San Sebastián. Teatro Victoria Eugenia. 23-VIII-2022. Víkingur Ólafsson, piano. Obras de Galuppi, Cimarosa, C.P.E. Bach, Haydn y Mozart.
No siempre se tiene la oportunidad de escuchar no ya a un gran músico, a un instrumentista capaz y brillante, sino a un verdadero intérprete -con todas las letras- y a una personalidad como la de Víkingur Ólafsson. Tras la auténtica epifanía que supuso para mí asistir a uno de sus conciertos por primera vez, ahora no hice sino revivir el placer inaudito de escuchar a un pianista libre, sabio e inocentemente osado. Pero antes de entrar de lleno en el recital, me gustaría hablar del público.
En 2015 se derogó en Islandia una ley en vigor desde 1615 que permitía matar vascos. Tan insólito hecho hizo relativo ruido en la prensa, que se hizo eco de la conmemoración de la llamada ‘Matanza de los españoles’. Incluso hubo una ceremonia de hermanamiento en la que descendientes de los asesinos y de los asesinados decidieron que pelillos a la mar. Lógico, cuatro siglos después, dirán ustedes. La cosa es que en esos tiempos, los balleneros vascos faenaban por aquellas latitudes, pero un otoño difícil y un invierno aún más adverso en aquel año de comienzos del siglo XVII, obligaron a un grupo de guipuzcoanos a quedarse por allí y poco a poco, se fueron desabasteciendo de víveres. La habitualmente pacífica convivencia se rompió porque, hambrientos, mis paisanos entraron en una casa a proveerse, suponemos que con modos un tanto rudos, como sería lo natural. La cosa no debió de gustar mucho, porque aquello terminó como el rosario de la aurora, es decir, con una tremenda venganza por parte de los oriundos que limpiaron el forro a treinta y dos guipuzcoanos de una manera brutal de la que no daremos cuenta para no herir sensibilidades. Además, se consideró a los vascos criminales, culpables y por tanto, merecedores de tal castigo e incluso el rey de Dinamarca promulgó una ley animando a defenderse de los vascos que por allí aparecieran. Hasta el año 2015. Sin rencor.

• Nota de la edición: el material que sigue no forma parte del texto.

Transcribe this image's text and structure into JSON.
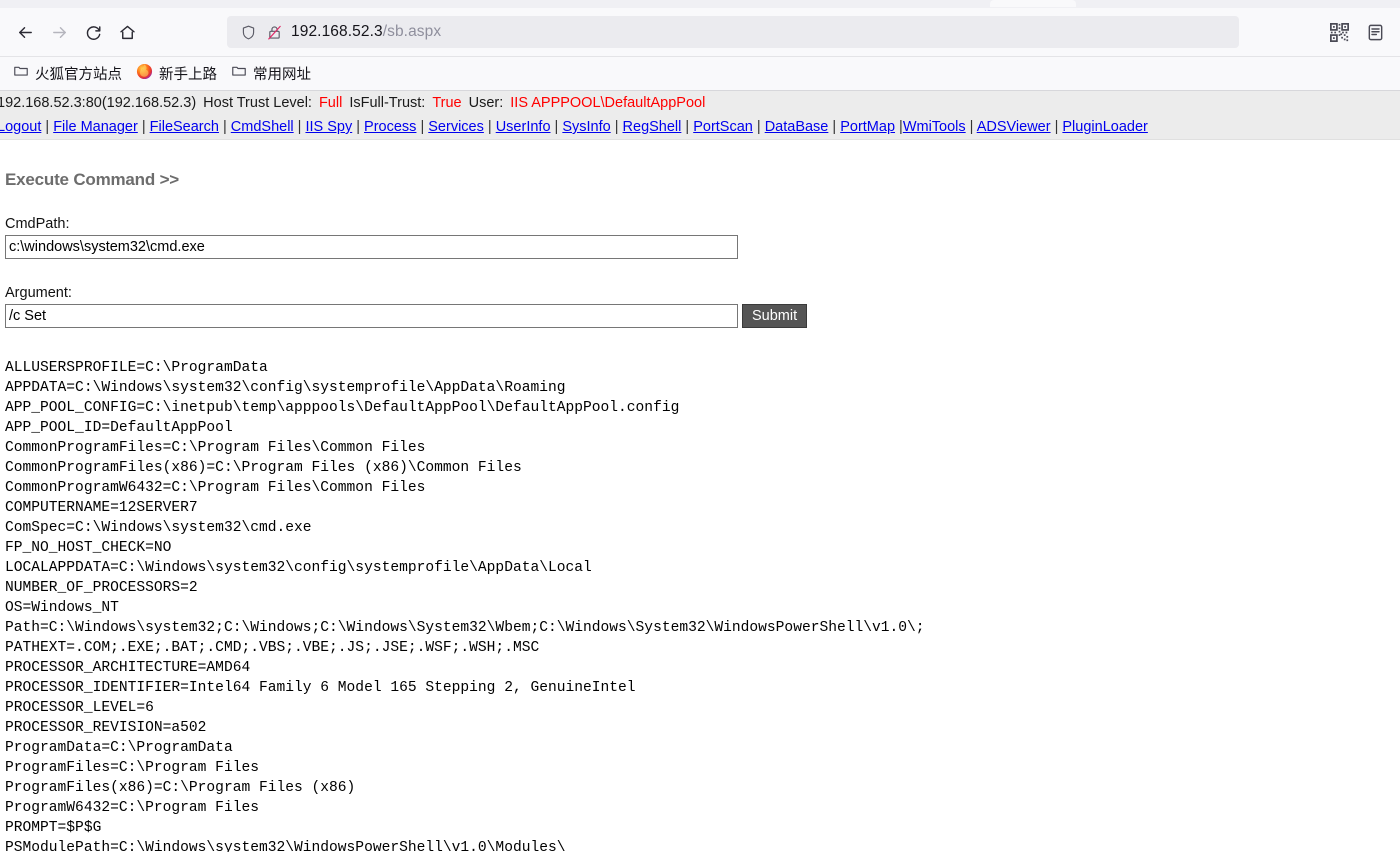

Y ustedes se preguntarán que a santo de qué les cuento yo esto. Pues porque sin duda, el teatro Victoria Eugenia de San Sebastián se hallaba ayer repleto de descendientes de aquellos valientes que encontraron la muerte en las costas islandesas, sedientos de venganza. Se enteraron de que tocaba un islandés y hala, a sabotearle el concierto. Decenas de individuos estratégicamente colocados para abarcar todos los rincones de la sala que consiguieron encadenar casi sin descanso toda la gama de toses imaginables: secas y cortas, gargajosas y prolongadas, de timbre sofocado y perruno o también extraordinariamente proyectadas, como si aquello tuviera el aforo del Colón de Buenos Aires. Caídas de paraguas de todo tamaño desde diferentes alturas. Curiosamente, no sonaron móviles, pero la tecnología consiguió un efecto casi tan perverso como el del soniquete: el haz luminoso que salta de fila en fila, de butaca en butaca, rompiendo el recogimiento buscado en la penumbra. Señoras que se aburren y sacan su teléfono a ver qué les cuenta el nieto o a pasar fotos, como la que tenía yo delante y no doy fila y asiento por no señalar.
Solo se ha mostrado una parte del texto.